Laird comes out of the bathroom worried. Something’s not right. Caroline’s moans are not normal. When Adam and Hannah once again talk about getting her to the hospital, Laird says no, that goes against her birth plan.
“I’m going to take the stuff Michael Jackson took to sleep,” says Hannah, on what her birth plan would be.
They all venture to the bathroom. Caroline thinks the baby is breach and the sweet, sunny, everything-is-awesome disposition from before is gone, especially when she tells Laird to stay the fuck away from her. In order to figure out what’s going on, Jessa pulls her hair back and takes a peek at Caroline’s vaj in the bathwater. She thinks she sees a leg. They better get her to a hospital. Caroline refuses, saying she’s going to deliver the baby like a teenager in the heartland.
In an unlikely move, Jessa steps up and gives Laird a pep talk. He’s going to have to man up and get his wife to the hospital (even if they aren’t married and Laird only wears the ring because it makes him feel good).
“If there’s ever a time not to be pathetic, it’s now,” says Jessa.
The new birth plan is to get Caroline out of the tub.
Soon, Laird emerges from the bathroom, carrying a very wet and naked Caroline. Once they hit the streets of New York, thankfully, they throw a robe on her, and the four of them (Jessa, Hannah, Adam, and Laird) carry her down the street like a human stretcher.
Luckily, they get to the hospital in time, and Caroline delivers a baby girl named Jessa-Hannah Bluebell Poem. After relishing in being named after a baby, Jessa heads home and announces to Shosh that she wants to be a therapist. Shosh tells Jessa she’s going to move to Japan.
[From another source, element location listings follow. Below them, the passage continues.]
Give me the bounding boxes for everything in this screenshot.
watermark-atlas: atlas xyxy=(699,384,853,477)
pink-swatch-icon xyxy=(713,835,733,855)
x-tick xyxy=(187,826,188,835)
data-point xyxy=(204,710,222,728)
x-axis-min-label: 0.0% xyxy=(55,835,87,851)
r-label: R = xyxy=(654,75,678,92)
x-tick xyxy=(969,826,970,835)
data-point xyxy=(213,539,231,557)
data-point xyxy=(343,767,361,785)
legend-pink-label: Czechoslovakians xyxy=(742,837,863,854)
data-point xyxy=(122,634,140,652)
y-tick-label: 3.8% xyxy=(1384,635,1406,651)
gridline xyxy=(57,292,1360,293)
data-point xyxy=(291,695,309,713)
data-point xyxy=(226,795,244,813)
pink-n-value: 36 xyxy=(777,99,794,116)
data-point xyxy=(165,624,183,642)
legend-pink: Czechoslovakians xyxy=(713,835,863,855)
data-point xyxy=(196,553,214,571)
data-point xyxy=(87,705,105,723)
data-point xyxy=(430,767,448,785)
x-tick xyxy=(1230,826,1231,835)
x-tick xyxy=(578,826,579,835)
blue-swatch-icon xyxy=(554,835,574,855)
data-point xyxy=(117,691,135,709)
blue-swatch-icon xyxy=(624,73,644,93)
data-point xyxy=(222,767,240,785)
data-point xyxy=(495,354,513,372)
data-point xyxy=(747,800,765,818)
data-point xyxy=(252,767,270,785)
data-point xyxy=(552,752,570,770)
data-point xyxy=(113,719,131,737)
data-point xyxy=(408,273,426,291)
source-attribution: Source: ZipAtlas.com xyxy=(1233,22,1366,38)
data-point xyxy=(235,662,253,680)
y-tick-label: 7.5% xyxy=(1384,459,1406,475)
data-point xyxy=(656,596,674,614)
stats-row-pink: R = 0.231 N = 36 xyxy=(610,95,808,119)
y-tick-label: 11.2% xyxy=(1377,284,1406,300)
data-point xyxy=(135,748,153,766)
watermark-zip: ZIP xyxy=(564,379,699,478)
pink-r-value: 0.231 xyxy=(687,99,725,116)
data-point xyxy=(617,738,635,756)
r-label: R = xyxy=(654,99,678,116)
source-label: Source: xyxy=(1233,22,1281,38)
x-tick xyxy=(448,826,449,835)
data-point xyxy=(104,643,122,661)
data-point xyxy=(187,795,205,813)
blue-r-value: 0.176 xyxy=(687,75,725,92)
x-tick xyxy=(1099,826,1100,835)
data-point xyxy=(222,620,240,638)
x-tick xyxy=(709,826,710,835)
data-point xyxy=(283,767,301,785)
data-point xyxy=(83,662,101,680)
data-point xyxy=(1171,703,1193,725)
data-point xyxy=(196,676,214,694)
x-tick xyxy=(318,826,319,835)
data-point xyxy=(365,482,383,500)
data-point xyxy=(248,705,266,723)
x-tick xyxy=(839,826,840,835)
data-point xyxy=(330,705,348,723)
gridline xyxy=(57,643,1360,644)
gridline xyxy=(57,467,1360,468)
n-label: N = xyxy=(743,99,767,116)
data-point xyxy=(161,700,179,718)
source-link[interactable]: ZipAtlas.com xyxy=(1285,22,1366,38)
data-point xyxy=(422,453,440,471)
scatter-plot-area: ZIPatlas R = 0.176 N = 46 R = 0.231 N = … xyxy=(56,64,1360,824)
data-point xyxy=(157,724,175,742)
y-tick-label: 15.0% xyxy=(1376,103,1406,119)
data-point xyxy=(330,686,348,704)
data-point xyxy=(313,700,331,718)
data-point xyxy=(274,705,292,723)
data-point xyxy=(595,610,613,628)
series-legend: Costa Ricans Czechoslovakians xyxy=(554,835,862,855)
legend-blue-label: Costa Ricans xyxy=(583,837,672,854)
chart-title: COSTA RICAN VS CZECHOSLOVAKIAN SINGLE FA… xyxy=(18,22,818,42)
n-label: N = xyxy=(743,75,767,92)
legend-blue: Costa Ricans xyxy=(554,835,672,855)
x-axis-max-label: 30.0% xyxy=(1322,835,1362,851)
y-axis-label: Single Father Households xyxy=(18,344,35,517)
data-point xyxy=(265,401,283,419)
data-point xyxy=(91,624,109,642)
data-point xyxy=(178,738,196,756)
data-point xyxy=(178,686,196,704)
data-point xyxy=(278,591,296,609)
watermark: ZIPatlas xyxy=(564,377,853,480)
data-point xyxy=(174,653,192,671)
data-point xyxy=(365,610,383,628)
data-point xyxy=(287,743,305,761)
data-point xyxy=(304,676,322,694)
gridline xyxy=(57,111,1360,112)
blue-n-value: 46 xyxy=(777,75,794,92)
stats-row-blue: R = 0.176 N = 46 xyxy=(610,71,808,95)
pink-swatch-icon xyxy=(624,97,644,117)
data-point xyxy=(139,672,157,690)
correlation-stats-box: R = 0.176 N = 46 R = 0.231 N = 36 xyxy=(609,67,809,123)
“You’ll make a good geisha,” she says.
Meanwhile, in some of the loosest hospital security ever, Adam and Hannah hold vigil over baby Bluebell in her incubator. Adam tells Hannah that Mimi-Rose and him are over. Hannah says she thought he really cared about her, but Adam thinks he was just confused and made a mistake. He misses Hannah so badly.
Adam reaches out over the incubator to Hannah, but Hannah doesn’t reach back.
“I can’t do that,” she says.
“Please,” says Adam.
“I can’t.”
“Yeah, you can.”
“I can’t.”
Realizing that it truly is over, Adam takes back his hand.
Later, Hannah calls her mother and tells her how she just saw a baby being born, although her mother seems to be having some issues of her own.
“I’m fine,” Loreen says. “The sad part is, I don’t have a future.”
Hannah wants to talk to daddy.
“Hello?”
“Hi?”
But before we listen in on this conversation, the scene changes and “Six Months Later” flashes on screen. It’s wintertime, and the snow is falling. Hannah and Fran are holding hands, walking down the street, before stopping to kiss.
This epilogue was a little troubling. While Hannah rebuffing Adam was a good move, it felt very forced to flash-forward six months later and give Hannah some sort of princess-y happy ending (she HAS to get the guy). The episode could have ended with Hannah talking to her father, with everyone’s lives still in suspension. The little epilogue at the end felt pretty contrived.
What did you think of “Home Birth”? Are you excited for Shosh to say konnichiwa to Japan? Would you want Jessa as a therapist? Is Desi really dead? And is this the last we’ve seen of Adam?